Contributions to Cassini are incredibly welcome. This includes reporting bugs, making suggestions all the way to implementing whole new features.

The issues section is the best place to start, this is where to submit bug reports and discuss new feature ideas.

If you find something you'd really like to contribute, but don't know how, don't hesitate to ask of help or suggestions on how best to approach problems.

At the moment a few priorities for the project are:

  1. Discussing new feature ideas - The project is young and its not clear who will use it and for what. If you wish it did xyz, start a discussion - there's a good chance others would like that feature too.

  2. Implementing new features - There is no shortage of new features in the issues section but someone needs to write the code!

No need to ask for permission to get started... just fork the repo, have a go at making some improvements and submit a pull request once you are happy for someone to take a look at it.

We run some CI tools to help streamline things. This includes running the test suite, linting, checking formatting and checking test coverage.

As test coverage is a big issue at the moment, please make sure your PR increases the test coverage!

Codebase Orientation

Cassini is currently split into two packages:

  1. Cassini - This provides the Python side code, including defining the structure of projects and providing a few magic methods.
  2. jupyter_cassini - This provides a UI for the Python side via a JupyterLab extension. This package also includes a JupyterLab server extension that serves up data from a cassini project allowing it to be used by the UI.

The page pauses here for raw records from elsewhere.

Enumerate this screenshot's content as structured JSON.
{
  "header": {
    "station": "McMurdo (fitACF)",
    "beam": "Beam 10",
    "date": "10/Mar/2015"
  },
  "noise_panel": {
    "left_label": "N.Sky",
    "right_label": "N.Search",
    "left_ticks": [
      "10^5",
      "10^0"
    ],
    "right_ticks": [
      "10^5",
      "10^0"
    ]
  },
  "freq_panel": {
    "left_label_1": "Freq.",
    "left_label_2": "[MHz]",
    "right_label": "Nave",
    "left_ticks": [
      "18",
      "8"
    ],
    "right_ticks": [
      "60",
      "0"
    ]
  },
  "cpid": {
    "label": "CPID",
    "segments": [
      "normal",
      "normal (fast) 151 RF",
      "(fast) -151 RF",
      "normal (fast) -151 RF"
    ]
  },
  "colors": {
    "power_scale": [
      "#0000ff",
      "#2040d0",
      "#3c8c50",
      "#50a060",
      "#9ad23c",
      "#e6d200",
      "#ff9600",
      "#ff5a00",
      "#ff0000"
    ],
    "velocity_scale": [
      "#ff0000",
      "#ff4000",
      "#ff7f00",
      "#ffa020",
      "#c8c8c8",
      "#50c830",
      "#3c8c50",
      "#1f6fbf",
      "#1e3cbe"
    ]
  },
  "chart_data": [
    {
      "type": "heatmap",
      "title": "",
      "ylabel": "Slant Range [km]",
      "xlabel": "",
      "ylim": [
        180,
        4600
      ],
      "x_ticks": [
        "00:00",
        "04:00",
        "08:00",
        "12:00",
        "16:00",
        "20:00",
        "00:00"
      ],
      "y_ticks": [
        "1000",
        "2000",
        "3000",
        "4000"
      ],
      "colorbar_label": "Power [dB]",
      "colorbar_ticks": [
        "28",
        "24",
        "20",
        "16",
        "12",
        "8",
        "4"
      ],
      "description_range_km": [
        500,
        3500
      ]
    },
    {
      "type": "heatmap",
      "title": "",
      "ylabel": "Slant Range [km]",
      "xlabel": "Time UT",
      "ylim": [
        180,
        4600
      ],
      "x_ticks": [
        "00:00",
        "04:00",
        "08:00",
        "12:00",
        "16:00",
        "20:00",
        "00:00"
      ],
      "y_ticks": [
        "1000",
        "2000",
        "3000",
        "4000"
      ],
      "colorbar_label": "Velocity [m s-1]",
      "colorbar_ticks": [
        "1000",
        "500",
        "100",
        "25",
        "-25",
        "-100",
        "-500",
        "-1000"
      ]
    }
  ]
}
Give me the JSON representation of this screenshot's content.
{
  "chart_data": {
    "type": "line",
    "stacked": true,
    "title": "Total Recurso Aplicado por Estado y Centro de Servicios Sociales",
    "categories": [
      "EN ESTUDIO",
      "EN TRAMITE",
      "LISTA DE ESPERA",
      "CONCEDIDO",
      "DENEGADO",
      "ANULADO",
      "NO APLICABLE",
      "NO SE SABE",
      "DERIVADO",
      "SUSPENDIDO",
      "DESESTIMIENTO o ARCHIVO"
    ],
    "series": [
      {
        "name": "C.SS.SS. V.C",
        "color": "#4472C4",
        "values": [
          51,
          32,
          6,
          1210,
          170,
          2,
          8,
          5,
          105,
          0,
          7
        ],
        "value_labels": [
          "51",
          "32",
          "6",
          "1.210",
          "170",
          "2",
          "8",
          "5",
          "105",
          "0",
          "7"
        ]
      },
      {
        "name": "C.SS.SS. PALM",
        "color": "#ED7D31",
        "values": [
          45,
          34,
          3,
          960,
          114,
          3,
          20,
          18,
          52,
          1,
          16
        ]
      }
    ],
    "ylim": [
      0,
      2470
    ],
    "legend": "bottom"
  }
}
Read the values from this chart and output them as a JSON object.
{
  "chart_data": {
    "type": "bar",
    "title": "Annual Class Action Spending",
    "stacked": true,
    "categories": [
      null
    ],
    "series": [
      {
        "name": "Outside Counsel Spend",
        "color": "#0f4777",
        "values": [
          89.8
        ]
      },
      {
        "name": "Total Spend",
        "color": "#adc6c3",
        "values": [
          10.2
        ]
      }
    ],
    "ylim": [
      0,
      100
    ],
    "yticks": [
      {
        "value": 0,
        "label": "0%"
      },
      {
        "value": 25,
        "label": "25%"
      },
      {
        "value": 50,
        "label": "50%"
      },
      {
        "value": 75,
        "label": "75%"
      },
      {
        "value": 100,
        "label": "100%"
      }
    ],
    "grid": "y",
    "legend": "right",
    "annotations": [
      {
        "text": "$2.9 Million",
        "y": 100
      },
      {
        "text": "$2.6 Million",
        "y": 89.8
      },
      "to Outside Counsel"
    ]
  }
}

Both packages use semantic versioning. The plan is to maybe keep both packages separate and to have the rule that compatible versions of cassini and the UI will have matching MAJOR versions. So both will be bumped in sync.

Why is it split into two? At some point in the future it may be possible to port the cassini codebase into other languages within the Jupyter remit e.g. Julia. By separating the UI code from the client-side code, it should be possible to make the UI universally compatible with any language.

GitHub Repos/ Release Cycle

It's not worth worrying about getting these bits right, if you have a new feature or fix, just submit the PR and we can work around any versioning issues

We have a branch for each minor version e.g. 0.1.x and 0.2.x, the head of which should always be the latest patch of that minor release.

For development, we specify the whole planned version number, but add -pre for pre-release e.g. 0.2.4-pre.

We then create branches for implementing specific features, and submit PRs into those pre-release branches as progress is made.

If necessary, we publish a pre-release version, but within pyproject.toml will have to use the poetry spec:

https://python-poetry.org/docs/cli/#version

e.g. the version would be something like 0.2.4a0 for the first pre-release.

Once we are happy with the pre-release, it can be merged (via PR) into the appropriate minor version branch and the pre-release branch can be deleted.

Then we can publish the new minor version using the create-release feature.

To publish a release or pre-release we use the publish feature in GitHub.

We create a new tag for that version, prepending with "v" e.g. v1.2.3, the tag should be on the branch, not on main.